Journalists have always had a fondness for being clever. We were dweebs in school — disciples of the only creative path guaranteed not to impress girls at parties. While guys with good hair wowed girls with their guitars and painters talked girls into posing “unclothed” for artistic reasons, the only thing we could schmooze was language. Sometimes we just get a little over-zealous in showing it off.

With that said, though, we journalists at least used to confine our corn to major events like political scandals. Apart from the sports page we usually never torture hyperbole badly enough to warrant a trial at the Hague. Our affinity for trying to appear clever is usually confined to a prefix, or, more commonly, a suffix.

“Gate” was a popular suffix for a while. Watergate begat the supremely tortured Iran-Contragate, and from there we were saddled with Whitewatergate, Monicagate, Electiongate (the one in 2000), and the apparently dying-gasp effort, Iraqgate.

I suppose it’s better than trying to spell out “Lewinsky” or plant “WMD” into words describing political buffoonery. Though, to be fair, I’m glad we never latched onto either half of “quagmire.” The “quag-conomy” or “North Korea-mire” would just be the end of it for me as a reporter.

Still, despite that legitimate journalists at least strove to keep their cutesy-poo confined to matters of national policy and security, it’s our own damn fault for trying to be clever that now we are inundated with hopeful hyperbole torturers looking to leave their mark on the cultural landscape. Bloggers, tabloid hacks, and gossip columnists have thrown themselves over the literary ledge in a mass attempt at coming up with something cute, and the wake of it is a lingering sense that there is little meat left to legitimate wordcraft.

It started with celebrity name combinations. Bennifer I think was the first one, the union of Ben Affleck to Jennifer Lopez — who apparently was so scarred she could not reclaim her full name and now just goes by J-Lo. Perhaps I should be S-Mo. Or Sco-Mo. Or at least I should be glad my first name isn’t Homer.

Once the creators of Bennifer hit the word-lottery we immediately were treated to the kind of one-upmanship that only the true hack could escalate — Brangelina. Tom-Kat. Speidi – which refers to Heidi and Spencer on “The Hills” – is the latest.

When the hack squad realized it could move past mere names, it veered into the uncharted territory of guy-hood. Two close male friends were now in a bro-mance.
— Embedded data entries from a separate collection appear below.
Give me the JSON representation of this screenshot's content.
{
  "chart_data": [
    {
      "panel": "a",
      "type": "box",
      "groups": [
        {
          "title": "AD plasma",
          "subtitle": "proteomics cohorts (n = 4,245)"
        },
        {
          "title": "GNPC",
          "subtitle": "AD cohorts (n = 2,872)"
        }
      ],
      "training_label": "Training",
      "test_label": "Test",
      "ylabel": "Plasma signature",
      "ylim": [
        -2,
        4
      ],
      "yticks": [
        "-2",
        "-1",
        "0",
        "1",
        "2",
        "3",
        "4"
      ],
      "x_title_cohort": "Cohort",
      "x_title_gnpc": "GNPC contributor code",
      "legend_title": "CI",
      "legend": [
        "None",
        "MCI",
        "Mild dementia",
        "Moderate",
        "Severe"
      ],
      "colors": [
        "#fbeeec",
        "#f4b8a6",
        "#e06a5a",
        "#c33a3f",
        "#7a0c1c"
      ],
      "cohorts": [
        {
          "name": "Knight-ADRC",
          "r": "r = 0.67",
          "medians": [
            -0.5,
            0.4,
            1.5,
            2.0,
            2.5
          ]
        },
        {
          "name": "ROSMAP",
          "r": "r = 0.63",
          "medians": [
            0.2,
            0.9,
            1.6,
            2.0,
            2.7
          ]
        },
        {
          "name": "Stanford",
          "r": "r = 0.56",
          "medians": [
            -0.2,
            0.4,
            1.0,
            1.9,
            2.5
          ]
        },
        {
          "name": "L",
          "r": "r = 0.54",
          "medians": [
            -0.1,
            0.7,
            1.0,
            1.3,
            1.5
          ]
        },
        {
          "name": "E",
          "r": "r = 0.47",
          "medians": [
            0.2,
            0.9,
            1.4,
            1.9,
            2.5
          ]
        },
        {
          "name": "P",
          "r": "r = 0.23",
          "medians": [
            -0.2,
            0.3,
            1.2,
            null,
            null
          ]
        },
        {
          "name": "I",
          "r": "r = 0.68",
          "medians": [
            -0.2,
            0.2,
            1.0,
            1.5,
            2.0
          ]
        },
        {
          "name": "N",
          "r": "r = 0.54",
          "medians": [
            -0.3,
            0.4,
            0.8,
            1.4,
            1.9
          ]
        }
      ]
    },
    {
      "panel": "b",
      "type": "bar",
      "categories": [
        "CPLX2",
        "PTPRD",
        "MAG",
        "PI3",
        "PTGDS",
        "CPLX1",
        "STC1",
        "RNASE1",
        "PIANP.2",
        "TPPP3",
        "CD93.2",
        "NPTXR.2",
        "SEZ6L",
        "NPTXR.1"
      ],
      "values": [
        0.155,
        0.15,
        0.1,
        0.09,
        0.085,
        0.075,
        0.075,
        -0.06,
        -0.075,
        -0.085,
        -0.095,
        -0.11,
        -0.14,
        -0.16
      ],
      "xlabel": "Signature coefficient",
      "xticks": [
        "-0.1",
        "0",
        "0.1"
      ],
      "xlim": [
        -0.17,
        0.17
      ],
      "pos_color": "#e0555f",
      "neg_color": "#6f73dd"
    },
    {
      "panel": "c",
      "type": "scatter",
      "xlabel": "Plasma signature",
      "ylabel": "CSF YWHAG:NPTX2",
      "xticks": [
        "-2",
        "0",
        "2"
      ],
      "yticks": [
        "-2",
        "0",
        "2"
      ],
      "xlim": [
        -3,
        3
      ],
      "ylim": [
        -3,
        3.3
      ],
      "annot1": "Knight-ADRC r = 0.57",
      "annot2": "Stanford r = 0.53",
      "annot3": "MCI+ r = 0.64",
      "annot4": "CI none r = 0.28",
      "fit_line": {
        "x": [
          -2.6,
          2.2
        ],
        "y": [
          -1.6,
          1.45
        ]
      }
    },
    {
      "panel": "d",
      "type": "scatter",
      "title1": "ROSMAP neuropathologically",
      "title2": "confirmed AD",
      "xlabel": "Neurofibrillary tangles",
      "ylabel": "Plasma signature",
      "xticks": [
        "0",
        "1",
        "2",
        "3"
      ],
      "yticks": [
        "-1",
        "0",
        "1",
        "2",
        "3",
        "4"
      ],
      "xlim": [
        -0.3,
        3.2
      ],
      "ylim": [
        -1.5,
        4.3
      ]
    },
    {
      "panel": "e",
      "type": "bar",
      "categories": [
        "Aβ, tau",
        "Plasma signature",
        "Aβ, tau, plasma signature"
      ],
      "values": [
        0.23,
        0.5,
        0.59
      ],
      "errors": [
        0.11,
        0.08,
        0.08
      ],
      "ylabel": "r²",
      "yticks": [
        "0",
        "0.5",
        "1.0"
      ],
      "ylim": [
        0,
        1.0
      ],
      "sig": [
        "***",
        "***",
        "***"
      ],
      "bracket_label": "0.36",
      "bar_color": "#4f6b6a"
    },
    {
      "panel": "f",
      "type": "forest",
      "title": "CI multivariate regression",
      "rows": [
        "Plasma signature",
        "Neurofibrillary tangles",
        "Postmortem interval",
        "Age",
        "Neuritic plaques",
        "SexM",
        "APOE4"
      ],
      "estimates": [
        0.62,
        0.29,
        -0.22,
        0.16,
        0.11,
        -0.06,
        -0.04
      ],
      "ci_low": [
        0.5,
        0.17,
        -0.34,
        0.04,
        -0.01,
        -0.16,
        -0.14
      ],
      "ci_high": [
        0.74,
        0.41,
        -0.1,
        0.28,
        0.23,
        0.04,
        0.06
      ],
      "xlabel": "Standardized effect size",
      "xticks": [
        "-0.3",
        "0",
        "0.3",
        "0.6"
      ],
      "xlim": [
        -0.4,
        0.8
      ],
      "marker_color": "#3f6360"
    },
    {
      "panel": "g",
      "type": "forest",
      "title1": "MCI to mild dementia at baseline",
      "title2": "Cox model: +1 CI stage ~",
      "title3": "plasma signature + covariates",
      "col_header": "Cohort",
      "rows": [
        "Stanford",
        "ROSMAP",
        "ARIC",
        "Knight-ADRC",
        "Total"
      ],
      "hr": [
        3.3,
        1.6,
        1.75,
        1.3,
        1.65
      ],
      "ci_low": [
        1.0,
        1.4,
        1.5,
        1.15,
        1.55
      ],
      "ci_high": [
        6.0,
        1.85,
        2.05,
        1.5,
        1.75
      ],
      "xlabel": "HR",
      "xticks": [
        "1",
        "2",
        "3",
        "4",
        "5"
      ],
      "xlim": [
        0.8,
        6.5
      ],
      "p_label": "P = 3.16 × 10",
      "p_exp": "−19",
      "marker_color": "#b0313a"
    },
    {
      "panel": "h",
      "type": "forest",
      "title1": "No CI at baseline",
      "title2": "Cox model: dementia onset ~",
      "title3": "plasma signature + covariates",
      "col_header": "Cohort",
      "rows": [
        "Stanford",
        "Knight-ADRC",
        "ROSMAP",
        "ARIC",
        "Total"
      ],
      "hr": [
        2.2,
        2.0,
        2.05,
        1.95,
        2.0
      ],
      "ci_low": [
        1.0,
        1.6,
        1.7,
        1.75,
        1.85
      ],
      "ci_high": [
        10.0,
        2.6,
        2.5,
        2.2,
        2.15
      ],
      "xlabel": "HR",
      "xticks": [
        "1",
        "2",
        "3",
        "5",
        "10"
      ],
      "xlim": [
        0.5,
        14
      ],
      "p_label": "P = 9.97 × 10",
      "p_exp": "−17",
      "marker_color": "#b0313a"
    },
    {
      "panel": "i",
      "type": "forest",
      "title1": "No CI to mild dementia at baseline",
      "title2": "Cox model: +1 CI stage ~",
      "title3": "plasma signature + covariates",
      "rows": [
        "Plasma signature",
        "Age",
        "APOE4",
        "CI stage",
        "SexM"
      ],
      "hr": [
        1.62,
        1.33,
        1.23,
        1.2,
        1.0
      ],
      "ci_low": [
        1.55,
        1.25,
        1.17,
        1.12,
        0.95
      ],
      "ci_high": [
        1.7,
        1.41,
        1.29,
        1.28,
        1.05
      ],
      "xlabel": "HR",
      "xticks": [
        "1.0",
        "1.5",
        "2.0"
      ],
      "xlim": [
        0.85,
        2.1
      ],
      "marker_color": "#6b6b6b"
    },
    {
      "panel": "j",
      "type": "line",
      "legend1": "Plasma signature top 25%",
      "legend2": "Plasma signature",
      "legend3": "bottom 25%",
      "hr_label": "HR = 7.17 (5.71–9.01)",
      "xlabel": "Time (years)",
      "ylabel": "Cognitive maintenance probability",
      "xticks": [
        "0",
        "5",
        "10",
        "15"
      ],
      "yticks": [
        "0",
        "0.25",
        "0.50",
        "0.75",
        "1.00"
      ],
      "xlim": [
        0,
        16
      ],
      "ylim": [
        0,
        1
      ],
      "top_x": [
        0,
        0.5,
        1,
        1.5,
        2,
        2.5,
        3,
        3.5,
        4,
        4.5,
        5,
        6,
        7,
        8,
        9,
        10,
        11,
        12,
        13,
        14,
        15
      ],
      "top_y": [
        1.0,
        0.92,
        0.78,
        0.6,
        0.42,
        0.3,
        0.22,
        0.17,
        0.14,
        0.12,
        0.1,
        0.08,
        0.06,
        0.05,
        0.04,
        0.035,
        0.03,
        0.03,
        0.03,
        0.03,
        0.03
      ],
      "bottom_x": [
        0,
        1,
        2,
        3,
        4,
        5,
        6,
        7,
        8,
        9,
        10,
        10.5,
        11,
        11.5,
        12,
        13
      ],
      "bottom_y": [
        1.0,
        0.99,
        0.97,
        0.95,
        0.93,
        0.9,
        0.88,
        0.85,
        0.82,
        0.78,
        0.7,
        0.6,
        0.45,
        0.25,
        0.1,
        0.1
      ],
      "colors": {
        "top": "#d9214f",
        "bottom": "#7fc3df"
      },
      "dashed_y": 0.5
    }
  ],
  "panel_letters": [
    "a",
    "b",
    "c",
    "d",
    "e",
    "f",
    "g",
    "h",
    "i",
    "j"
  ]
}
And if they broke up they were considered dude-vorced.

We also have had to put up with several permutations of the suffix “sexual.” Metrosexual led us to retrosexual (though I don’t pretend to know what that means), and to the hopeful uber-sexual, which describes men who have it all — fame, money, looks, fans, and are visible champions of a social cause. Bono is one of those. I would be too, except I’m missing six or seven pieces of the criteria.
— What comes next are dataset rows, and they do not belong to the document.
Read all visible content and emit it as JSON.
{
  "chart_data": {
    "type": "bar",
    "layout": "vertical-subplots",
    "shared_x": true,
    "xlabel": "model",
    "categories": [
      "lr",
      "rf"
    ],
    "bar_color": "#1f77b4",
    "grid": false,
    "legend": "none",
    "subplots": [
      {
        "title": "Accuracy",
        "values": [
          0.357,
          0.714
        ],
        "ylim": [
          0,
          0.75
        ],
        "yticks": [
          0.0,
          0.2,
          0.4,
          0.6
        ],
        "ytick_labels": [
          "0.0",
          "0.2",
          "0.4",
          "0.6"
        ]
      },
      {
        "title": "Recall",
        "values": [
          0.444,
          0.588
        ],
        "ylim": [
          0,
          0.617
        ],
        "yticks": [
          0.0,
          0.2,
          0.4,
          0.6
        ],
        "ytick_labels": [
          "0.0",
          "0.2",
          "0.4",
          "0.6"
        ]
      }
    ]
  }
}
Right now we seem to be caught in the grip of corporate-inspired hokum, themed around the word “vacation.” The actual ones I’ve heard are:

Stay-cation, in which you spend a week at home, in your yard, or on your couch reading the penetrating insight of a whiny journalist;

Break-ation, which is when you indulge yourself like a frat boy on a cruise for the length of your morning coffee break;

Fake-ation, which is when you tell someone you’re going somewhere that you’re not; and

Work-ation, which you will understand better when you read Karen Hodges Miller’s Interchange piece in this issue.

I would like to think that journalists, trained in all manner of writing and interpreting information, could again win enough of your trust to be the go-to source for tortured hyperbole and limp attempts at being clever. After all, bad writing is too important to be left to the unqualified.